Ксенья сначала считала дни, потом сбилась со счета — все тюремные дни были слишком похожи один на другой.
Она все обдумала и все решила: она будет молчать. И, решив это, она больше не ждала допроса, и он больше не пугал ее. Она ждала смерти.
Каждый вечер, закутавшись в свое пальтишко, она садилась на тюремную койку и думала о смерти. Ей во что бы то ни стало нужно было представить ее себе, представить ясно и точно, чтобы потом не испугаться, когда она придет, может быть, завтра, может быть, послезавтра, может быть, через неделю. Она старалась представить себе свою собственную смерть и не могла. Смерть казалась ей только болью, страшной болью, от которой погаснет сознание, но никогда смерть не казалась ей уничтожением, потому что после нее оставался жить дорогой ей мир. И готовясь к смерти, готовясь к преодолению непреодолимой боли, она мысленно продолжала жить в этом дорогом для нее неумирающем мире, жить вместе с Леной, с Кириллом, с Андреем, с Платоном Михайловичем… И чем меньше оставалось ей жить, по ее расчетам, чем ближе подходил день смерти, тем отчетливее видела она свой мир друзей, видела так ясно и в таких подробностях, словно рассыпалась вдруг тюремная стена и он — этот мир — лежал прямо перед ней, перед ее глазами. Она все знала о нем и видела все сразу — от грандиозных революций, ведущих людей к счастью, до Лениной тугой вечерней косички и пестрого цветка герани, выращенного Прасковьей Васильевной.

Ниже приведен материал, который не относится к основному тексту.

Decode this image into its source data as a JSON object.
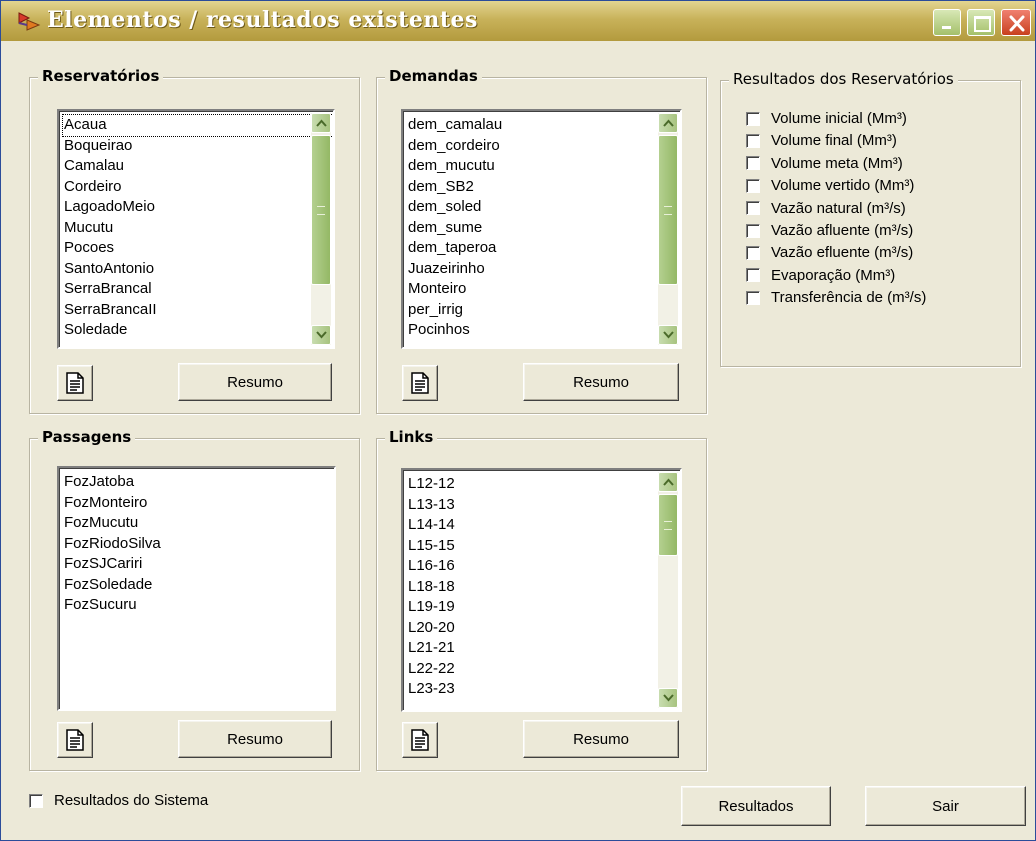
{
  "window": {
    "title": "Elementos / resultados existentes",
    "icon": "app-arrows-icon",
    "controls": [
      "minimize-icon",
      "maximize-icon",
      "close-icon"
    ]
  },
  "reservatorios": {
    "label": "Reservatórios",
    "items": [
      "Acaua",
      "Boqueirao",
      "Camalau",
      "Cordeiro",
      "LagoadoMeio",
      "Mucutu",
      "Pocoes",
      "SantoAntonio",
      "SerraBrancal",
      "SerraBrancaII",
      "Soledade"
    ],
    "selected": "Acaua",
    "resumo_label": "Resumo"
  },
  "demandas": {
    "label": "Demandas",
    "items": [
      "dem_camalau",
      "dem_cordeiro",
      "dem_mucutu",
      "dem_SB2",
      "dem_soled",
      "dem_sume",
      "dem_taperoa",
      "Juazeirinho",
      "Monteiro",
      "per_irrig",
      "Pocinhos"
    ],
    "resumo_label": "Resumo"
  },
  "passagens": {
    "label": "Passagens",
    "items": [
      "FozJatoba",
      "FozMonteiro",
      "FozMucutu",
      "FozRiodoSilva",
      "FozSJCariri",
      "FozSoledade",
      "FozSucuru"
    ],
    "resumo_label": "Resumo"
  },
  "links": {
    "label": "Links",
    "items": [
      "L12-12",
      "L13-13",
      "L14-14",
      "L15-15",
      "L16-16",
      "L18-18",
      "L19-19",
      "L20-20",
      "L21-21",
      "L22-22",
      "L23-23"
    ],
    "resumo_label": "Resumo"
  },
  "resultados_reservatorios": {
    "label": "Resultados dos Reservatórios",
    "options": [
      {
        "label": "Volume inicial (Mm³)",
        "checked": false
      },
      {
        "label": "Volume final (Mm³)",
        "checked": false
      },
      {
        "label": "Volume meta (Mm³)",
        "checked": false
      },
      {
        "label": "Volume vertido (Mm³)",
        "checked": false
      },
      {
        "label": "Vazão natural (m³/s)",
        "checked": false
      },
      {
        "label": "Vazão afluente (m³/s)",
        "checked": false
      },
      {
        "label": "Vazão efluente (m³/s)",
        "checked": false
      },
      {
        "label": "Evaporação (Mm³)",
        "checked": false
      },
      {
        "label": "Transferência de (m³/s)",
        "checked": false
      }
    ]
  },
  "footer": {
    "resultados_sistema_label": "Resultados do Sistema",
    "resultados_sistema_checked": false,
    "resultados_button": "Resultados",
    "sair_button": "Sair"
  }
}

Каждый вечер, кутаясь в свое пальтишко, она сидела на тюремной койке и прислушивалась, но прислушивалась теперь уже не к шагам в коридоре, нет, она прислушивалась к звукам далекого города, к звукам, которые доносил ветер, бьющий в окно снежной крупой. Вот пробили на каланче часы, вот прозвучал где-то одинокий выстрел и смолк, вот завизжали тюремные ворота и заскрипел снег под ногами куда-то идущих людей… И она ловила каждый из этих звуков, ловила с жадностью, как ловит воздух задыхающийся человек, ловила, чтобы понять и разгадать их, чтобы узнать, что происходит там, за каменной тюремной стеной.
Иной раз, прислушиваясь к звукам города, Ксенья так к засыпала, сидя на койке и склонив голову на ее железную спинку. Однажды ночью, когда Ксенья вот так же заснула, сидя на койке, ее вдруг разбудила боль в глазах, как будто в камере неожиданно зажгли ослепительно яркий свет.
Ксенья открыла глаза и приподняла голову.
В камере стояла кромешная темнота. Впервые со дня ареста Ксенья увидела ее — лампочка под потолком прежде никогда не гасла. Ксенья сначала испугалась, потом обрадовалась.
«Что-то случилось в городе… Электрическая станция перестала работать…»
Ксенья на ощупь пробралась к окну и прислушалась. В городе было тихо. Спала и тюрьма.
Потом по каменному полу тюремного коридора зашаркали торопливые шаги, послышались приглушенные голоса, опять шаги, и кто-то остановился у дверей камеры. Затем дверь отворилась и Ксенья увидела надзирателя с фонарем. Он вошел, все заслонив своей огромной тенью, поставил фонарь без стекол с сальным огарком свечи на пол в углу и, сказав: «Не тушить!», ушел. Опять захлопнулась дверь, но Ксенья успела заметить, что и тюремный коридор освещен тоже свечами.
«Значит, действительно перестала работать электрическая станция».
Ксенья легла на койку, но спать уже не могла.
«Что случилось в городе? Может быть, забастовали рабочие? Может быть, что-нибудь готовится?»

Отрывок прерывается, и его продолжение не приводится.